American Airlines collaborated with TSA and began trials of the CT technology at a checkpoint lane within Terminal 4 of Phoenix Sky Harbor International Airport (PHX).
3D Computed Tomography (CT) Deployment Source: American Airlines
According to the U.S. Department of Homeland Security (DHS), CT technology is one way the aviation community, including foreign airports, can “raise the bar for aviation security globally.” The ConneCT technology has entered the European Civil Aviation Conference certification protocol in Europe.
The technology is part of seamless travel initiatives TSA, DHS and airlines are working together improve security measures while improving overall passenger experience by using biometric technology at check in, security lanes and boarding. Other ongoing trials deployed this summer include:
- Delta Air Lines trialling biometrics (facial recognition) at its hubs in Hartsfield–Jackson Atlanta International Airport (ATL) and New York JFK International Airport (JFK) (Related News — Delta Air Lines Begins Biometric Trials at Atlanta and New York Airports)

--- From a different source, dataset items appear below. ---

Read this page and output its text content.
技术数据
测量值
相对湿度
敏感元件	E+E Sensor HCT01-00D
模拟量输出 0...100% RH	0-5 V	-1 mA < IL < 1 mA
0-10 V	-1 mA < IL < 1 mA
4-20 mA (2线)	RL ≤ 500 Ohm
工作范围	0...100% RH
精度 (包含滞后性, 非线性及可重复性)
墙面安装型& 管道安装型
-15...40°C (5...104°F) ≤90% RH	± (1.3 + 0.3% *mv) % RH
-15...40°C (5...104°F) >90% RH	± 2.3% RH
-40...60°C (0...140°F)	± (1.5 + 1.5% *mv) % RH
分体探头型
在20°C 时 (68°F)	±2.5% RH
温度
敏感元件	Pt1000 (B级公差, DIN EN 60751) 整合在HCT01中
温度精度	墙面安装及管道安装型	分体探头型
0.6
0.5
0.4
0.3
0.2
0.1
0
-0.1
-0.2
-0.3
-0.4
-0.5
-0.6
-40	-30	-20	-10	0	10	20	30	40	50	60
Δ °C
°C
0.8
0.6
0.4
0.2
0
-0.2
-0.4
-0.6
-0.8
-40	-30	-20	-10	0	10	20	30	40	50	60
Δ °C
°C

- jetBlue Airways using biometrics (facial recognition) for flights between Boston’s Logan International Airport (BOS) and Aruba’s Queen Beatrix International Airport (AUA) (Insight on Biometrics) and
- Denver International Airport (DEN) using biometrics (fingerprint) at its TSA Pre✓ lanes (Insight on Biometrics)
Successful trials will likely lead to inclusion as part of the overall DHS security framework and deployment strategy as outlined in its enhanced security measures initiatives (Related News — New Enhanced Security Measures May Eliminate Laptop Bans?).